Wednesday March 12, 2008 at 9:33
Suzanne Vega, “Book Of Dreams,” Days of Open Hand
Kevin Fanning wrote:
share a song by an artist who you were introduced to by a friend. And then you say something about that friend.
As I was thinking about this last night, I realized that I first heard many of my favorite bands on MTV, which sounds scarier than it is, since there was a moment when MTV played Midnight Oil, Crowded House, The Smiths, and so on. They also played Suzanne Vega’s “Luka” ad nauseam and I hated that song.
But then in 1990, I was a senior in high school and, for the first time, was dating someone and was in love. And she had a cassette of Days of Open Hand, with a striking Grammy-winning! cover by Geof Kern.
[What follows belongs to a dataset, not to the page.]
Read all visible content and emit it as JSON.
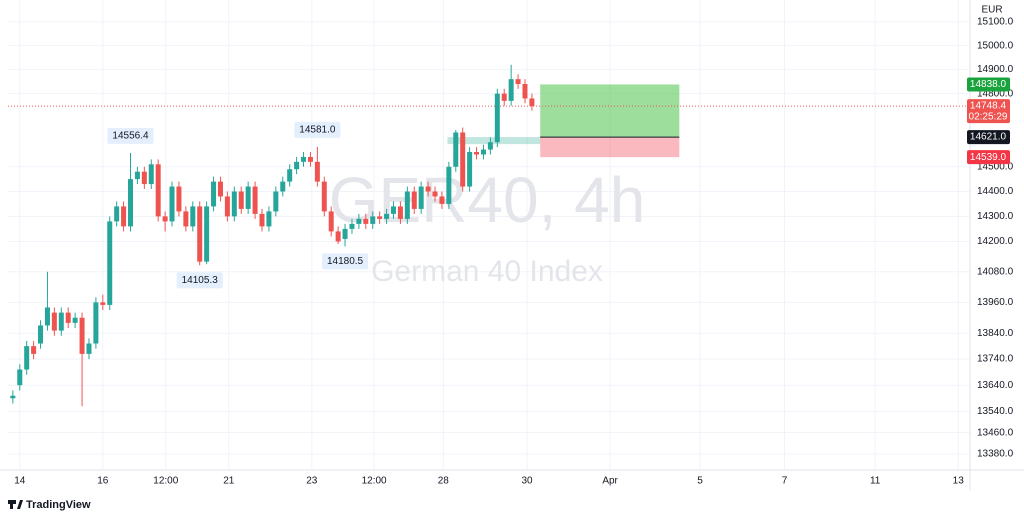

So while I fawned over the art, she pressed play and that was the moment I became a Suzanne Vega fan. It scares me that the number of years I’ve been a fan of hers is now greater than the number of years I’d been alive when I heard that album.
(Background vocals by Shawn Colvin, but that wouldn’t mean anything to me for another couple of years, even though her best album was already out.)
That fall I went to college a thousand miles away and got so caught up in everything new there that I did embarrassingly little to keep up with my girlfriend. She sent me a pillowcase and drew wonderful pictures on the cardboard sleeve it came in. I called maybe a handful of times over the course of two and a half months.
When I went home for Thanksgiving, I was so excited to see her but could tell right away that something was wrong. And that night she, quite rightly, broke up with me. I was so spoiled with my first love: she was free of pretense, never given to bouts of drama, and one of the most creative people I’ve ever met.
We would get together for coffee when I was back home, but then she moved to Washington to go to college. In 1995, I took a road trip to visit a friend from college and in the car by myself (maybe listening to Suzanne Vega, a staple of my cassette holder on long car drives), I started thinking about my old girlfriend and realized for the first time how incredibly lame I was. When I got back home, I wrote a scrawling eight-page letter telling her how much she’d meant to me and apologizing belatedly. A few months later I got a nice e-mail in response; she’d gotten married and was about to move to California. We exchanged a couple of short e-mails and then that was it.
Apart from me looking her up on the Google now and again.